Impossible — the same reaction I get from the articles coming from hearings held on a half-dozen legislative bills written to solve the deepening California water disaster.

Leadership void is another term that seems to fit the situation that can best be described as a Chinese fire drill (I apologize to my Chinese friends); everyone is running around in different directions trying to solve the crisis while California’s economy unravels partly in fear of a water supply is that is rapidly being depleted.

For example: Democrats say they will not give the governor a water crisis solution package that includes above ground storage. The governor says he will not sign legislation that does not include at least two new dams, one in Northern California and one on the East Side of the San Joaquin Valley.

Political leaders representing more than two-thirds of the state’s population want the Delta upgraded in order to more efficiently and reliably move water south. Farmers and cities in the Delta say no way. Fishermen join them.

Southern California water interests say a dam in Northern California will not do them any good, unless the Delta is fixed. They are apparently not interested in supporting a dam until the Delta is fixed.

The Delta debate reached a new low with a legislative proposal that a commission be created with the authority to fix the Delta. I think something similar has already failed. Say Bay Delta. Sacramento has long been notorious for passing the decision buck, as evidenced by the numerous statewide ballot propositions where voters are asked to do the job elected officials are elected to do, but failed to act. Can you imagine the angst and controversy in trying to put together a Delta council in the midst of the current crisis?

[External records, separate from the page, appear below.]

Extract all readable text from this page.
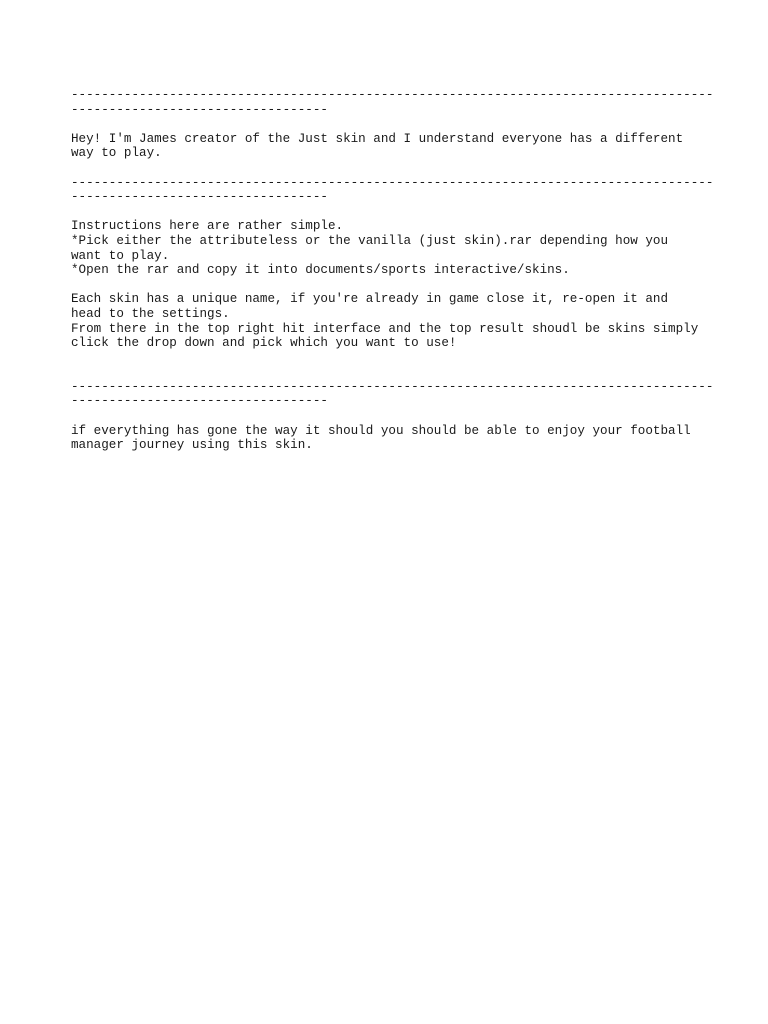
-------------------------------------------------------------------------------------
----------------------------------
Hey! I'm James creator of the Just skin and I understand everyone has a different
way to play.
-------------------------------------------------------------------------------------
----------------------------------
Instructions here are rather simple.
*Pick either the attributeless or the vanilla (just skin).rar depending how you
want to play.
*Open the rar and copy it into documents/sports interactive/skins.
Each skin has a unique name, if you're already in game close it, re-open it and
head to the settings.
From there in the top right hit interface and the top result shoudl be skins simply
click the drop down and pick which you want to use!
-------------------------------------------------------------------------------------
----------------------------------
if everything has gone the way it should you should be able to enjoy your football
manager journey using this skin.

The one comment that continues to spew from urban legislators is that new water storage proposals are just to pacify agribusiness.

Yes, agriculture needs water to survive, just as the legislative lamebrains who make such comments need food to survive.

The one thing everyone seems to agree upon is that it is going to be expensive to fix the problem. Duh!

A $10 billion bond issue is far too much to spend now to fix the problem, according to the Democratic legislative majority. They say the state is so broke and its credit rating is so bad that a payday check cashing place would not take a California state IOU.

A perceptive legislator says dams are too expensive. Yep, they are, and the price tag for dams, fixing the Delta, underground storage and everything else necessary to restore water reliability in California keeps going up each year when there is no bold, intelligent leadership to put the very complicated water puzzle together into a clear package of solutions.